There are a number of advantages to using a buy-sell agreement. Understanding them will make a major difference in the choices made regarding policies. This article provides an overview of the top 8, and they include:

  1. Life insurance funding has a relatively low cost, is simple to explain and implement, and will not adversely affect the working capital or credit position of the business.
  2. Life insurance is the only means of guaranteeing that death—one event that creates the need for cash—also creates the cash to satisfy that need.
  3. Survivors of the deceased shareholder are freed from financial dependence on a business that has just lost a key individual.
  4. Survivors of the deceased shareholder are assured of a fair (and hopefully sufficient) amount of both capital and income.
  5. The insurance proceeds are paid quickly after the insured’s death, making it easy to close the sale quickly.
  6. If a cash value life insurance policy is used, the cash value can be used as a tax-deferred sinking fund for a lifetime buy-out, which is generally more likely to occur than a buy-out at death.
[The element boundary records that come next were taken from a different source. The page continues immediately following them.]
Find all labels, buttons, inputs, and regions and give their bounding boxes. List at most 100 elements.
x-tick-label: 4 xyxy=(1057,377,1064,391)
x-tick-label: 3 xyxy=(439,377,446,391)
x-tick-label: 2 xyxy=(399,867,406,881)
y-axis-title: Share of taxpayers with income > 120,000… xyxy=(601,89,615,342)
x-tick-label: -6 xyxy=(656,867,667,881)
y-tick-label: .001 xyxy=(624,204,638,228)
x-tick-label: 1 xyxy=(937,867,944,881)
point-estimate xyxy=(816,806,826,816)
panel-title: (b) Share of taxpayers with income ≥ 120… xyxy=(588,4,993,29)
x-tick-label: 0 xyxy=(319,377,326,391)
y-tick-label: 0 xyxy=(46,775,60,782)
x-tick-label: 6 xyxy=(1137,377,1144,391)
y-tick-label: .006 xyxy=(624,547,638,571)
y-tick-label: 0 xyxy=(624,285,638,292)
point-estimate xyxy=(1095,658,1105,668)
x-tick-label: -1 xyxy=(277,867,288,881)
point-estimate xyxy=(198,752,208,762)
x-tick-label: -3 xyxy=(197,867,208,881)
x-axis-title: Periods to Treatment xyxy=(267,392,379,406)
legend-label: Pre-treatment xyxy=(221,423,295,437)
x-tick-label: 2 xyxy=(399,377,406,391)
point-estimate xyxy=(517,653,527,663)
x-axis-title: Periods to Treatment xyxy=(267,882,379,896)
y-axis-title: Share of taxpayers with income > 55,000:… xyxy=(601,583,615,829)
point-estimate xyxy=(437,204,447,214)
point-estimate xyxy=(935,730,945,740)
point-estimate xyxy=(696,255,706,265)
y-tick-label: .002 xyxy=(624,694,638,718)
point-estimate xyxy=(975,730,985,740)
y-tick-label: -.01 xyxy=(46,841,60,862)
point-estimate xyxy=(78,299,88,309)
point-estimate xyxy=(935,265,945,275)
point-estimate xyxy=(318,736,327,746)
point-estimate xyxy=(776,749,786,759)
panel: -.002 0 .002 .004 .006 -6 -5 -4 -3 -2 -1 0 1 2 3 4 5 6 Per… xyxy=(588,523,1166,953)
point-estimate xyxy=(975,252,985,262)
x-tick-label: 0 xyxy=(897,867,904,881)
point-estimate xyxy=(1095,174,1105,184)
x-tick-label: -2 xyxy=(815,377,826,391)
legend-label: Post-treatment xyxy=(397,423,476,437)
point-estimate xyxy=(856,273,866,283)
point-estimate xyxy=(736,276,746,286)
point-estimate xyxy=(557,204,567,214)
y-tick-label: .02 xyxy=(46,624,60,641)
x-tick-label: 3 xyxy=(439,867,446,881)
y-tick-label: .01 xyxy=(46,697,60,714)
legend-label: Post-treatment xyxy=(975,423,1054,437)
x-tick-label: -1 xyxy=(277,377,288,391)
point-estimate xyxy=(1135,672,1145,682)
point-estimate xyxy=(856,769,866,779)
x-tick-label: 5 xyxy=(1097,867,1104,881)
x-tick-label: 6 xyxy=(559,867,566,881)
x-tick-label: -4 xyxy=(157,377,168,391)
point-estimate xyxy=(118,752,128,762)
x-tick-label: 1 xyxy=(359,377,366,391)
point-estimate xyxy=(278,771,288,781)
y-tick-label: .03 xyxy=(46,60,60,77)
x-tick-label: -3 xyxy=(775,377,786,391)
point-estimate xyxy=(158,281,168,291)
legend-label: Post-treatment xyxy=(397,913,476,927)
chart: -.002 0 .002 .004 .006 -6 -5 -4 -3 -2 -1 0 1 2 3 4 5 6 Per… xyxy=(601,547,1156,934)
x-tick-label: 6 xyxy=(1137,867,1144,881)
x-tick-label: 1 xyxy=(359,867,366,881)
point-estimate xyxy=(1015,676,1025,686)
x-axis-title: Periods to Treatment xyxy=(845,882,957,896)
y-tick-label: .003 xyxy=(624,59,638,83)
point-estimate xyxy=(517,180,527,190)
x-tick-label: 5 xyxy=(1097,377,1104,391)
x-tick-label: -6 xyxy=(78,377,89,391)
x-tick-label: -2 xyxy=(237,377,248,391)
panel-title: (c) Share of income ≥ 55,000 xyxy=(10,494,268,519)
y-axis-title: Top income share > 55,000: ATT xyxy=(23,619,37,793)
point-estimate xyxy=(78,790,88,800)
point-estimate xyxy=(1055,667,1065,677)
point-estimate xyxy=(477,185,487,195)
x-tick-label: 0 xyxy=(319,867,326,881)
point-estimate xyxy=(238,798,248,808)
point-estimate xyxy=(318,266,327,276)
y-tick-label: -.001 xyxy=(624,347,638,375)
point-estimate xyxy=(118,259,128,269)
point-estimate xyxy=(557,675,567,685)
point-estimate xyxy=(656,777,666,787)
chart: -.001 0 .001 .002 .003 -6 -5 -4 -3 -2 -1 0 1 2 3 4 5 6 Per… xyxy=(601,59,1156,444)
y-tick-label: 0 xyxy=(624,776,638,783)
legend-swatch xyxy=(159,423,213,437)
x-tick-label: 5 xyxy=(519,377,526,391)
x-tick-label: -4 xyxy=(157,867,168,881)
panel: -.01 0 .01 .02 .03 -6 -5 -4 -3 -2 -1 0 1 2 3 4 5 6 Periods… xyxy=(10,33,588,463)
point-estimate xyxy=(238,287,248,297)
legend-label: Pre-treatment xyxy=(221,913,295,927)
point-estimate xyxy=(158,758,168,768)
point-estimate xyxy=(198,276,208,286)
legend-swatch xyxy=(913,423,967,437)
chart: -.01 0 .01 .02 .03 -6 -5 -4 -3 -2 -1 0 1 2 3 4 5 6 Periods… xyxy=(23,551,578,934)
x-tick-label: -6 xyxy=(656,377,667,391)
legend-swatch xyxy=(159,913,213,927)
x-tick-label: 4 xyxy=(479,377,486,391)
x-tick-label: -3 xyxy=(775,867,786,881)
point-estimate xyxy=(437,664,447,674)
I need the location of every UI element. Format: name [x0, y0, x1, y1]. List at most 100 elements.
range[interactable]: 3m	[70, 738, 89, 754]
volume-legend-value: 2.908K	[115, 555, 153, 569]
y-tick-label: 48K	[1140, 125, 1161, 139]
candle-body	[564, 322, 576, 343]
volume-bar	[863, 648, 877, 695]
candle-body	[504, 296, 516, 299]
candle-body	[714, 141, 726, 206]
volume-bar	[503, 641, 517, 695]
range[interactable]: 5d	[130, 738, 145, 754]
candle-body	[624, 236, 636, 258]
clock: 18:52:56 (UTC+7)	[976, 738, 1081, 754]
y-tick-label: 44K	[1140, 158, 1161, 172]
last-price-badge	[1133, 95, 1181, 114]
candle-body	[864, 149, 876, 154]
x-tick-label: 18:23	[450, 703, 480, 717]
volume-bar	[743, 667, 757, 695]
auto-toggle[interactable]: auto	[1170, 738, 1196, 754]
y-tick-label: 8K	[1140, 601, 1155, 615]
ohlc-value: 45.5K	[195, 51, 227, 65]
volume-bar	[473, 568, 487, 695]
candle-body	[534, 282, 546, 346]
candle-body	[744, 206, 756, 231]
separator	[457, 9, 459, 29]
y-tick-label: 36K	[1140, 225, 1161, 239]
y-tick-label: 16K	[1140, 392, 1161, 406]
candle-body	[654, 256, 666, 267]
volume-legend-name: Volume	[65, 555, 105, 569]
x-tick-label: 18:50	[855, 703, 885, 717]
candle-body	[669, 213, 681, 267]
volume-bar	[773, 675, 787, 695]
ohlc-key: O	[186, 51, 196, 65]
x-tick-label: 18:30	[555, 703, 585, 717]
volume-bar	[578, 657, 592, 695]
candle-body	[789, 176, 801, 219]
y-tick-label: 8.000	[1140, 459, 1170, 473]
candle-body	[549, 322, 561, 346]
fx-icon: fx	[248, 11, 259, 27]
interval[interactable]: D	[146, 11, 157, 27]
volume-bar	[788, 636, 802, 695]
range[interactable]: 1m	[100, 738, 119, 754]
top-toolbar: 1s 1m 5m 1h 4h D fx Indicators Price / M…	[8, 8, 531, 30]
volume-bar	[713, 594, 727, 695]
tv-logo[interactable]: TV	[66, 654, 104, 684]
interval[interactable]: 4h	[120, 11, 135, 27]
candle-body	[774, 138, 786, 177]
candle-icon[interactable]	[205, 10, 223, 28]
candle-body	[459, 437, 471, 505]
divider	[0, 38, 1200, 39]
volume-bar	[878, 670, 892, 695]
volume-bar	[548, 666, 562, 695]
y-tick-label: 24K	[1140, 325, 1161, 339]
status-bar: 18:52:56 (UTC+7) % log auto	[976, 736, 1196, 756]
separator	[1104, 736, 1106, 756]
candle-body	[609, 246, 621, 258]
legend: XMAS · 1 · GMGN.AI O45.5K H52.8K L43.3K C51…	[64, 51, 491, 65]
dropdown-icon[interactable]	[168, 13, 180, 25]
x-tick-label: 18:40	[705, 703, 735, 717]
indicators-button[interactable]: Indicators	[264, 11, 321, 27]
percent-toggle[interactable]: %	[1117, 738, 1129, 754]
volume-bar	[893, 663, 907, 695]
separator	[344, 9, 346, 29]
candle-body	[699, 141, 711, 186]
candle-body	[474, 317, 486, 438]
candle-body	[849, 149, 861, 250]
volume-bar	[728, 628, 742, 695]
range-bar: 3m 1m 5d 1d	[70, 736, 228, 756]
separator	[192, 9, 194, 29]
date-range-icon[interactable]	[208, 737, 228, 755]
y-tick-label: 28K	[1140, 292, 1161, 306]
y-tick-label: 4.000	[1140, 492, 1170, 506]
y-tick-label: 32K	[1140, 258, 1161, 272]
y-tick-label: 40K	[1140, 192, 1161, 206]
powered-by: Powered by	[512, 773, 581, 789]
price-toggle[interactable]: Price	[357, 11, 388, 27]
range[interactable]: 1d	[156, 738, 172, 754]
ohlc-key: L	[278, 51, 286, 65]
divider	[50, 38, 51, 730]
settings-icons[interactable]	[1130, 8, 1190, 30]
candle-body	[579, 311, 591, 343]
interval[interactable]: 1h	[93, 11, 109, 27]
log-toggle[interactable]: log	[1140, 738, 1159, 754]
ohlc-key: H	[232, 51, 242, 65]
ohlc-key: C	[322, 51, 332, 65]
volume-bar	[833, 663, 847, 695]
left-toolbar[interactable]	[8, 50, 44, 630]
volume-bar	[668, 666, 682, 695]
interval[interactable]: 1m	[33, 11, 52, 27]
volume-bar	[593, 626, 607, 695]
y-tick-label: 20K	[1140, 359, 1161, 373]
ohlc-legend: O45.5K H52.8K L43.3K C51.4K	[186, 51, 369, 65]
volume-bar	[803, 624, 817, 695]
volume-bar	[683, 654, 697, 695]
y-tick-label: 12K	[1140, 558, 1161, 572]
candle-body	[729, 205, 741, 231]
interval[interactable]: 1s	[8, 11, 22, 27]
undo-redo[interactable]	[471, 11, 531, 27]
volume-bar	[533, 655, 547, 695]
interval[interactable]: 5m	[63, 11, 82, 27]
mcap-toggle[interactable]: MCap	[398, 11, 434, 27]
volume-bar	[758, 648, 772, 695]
Keep in mind that if the owners were planning on using term insurance to fund the buy-out at death, they are already paying the mortality cost, so the additional premium needed for a cash value policy generally goes towards building cash value.
  7. If the life insurance policy has a chronic illness rider, the death benefit can be accelerated and used to buy-out a chronically ill owner.
  8. If life insurance is used to fund an entity purchase arrangement for a partnership, Limited Liability Company (LLC), or S corporation, upon the death of an insured owner the receipt of the tax-free death proceeds causes a basis increase (the lack of a basis increase is generally a major disadvantage of an entity purchase arrangement). It is possible to have the entire basis increase allocated solely to the remaining owners–with S corporations this is accomplished by making an election to terminate the tax year and causing the death proceeds to be received in the next tax year; with partnerships and LLCs this is accomplished by including a provision in the operating agreement allocated the basis to the surviving owners.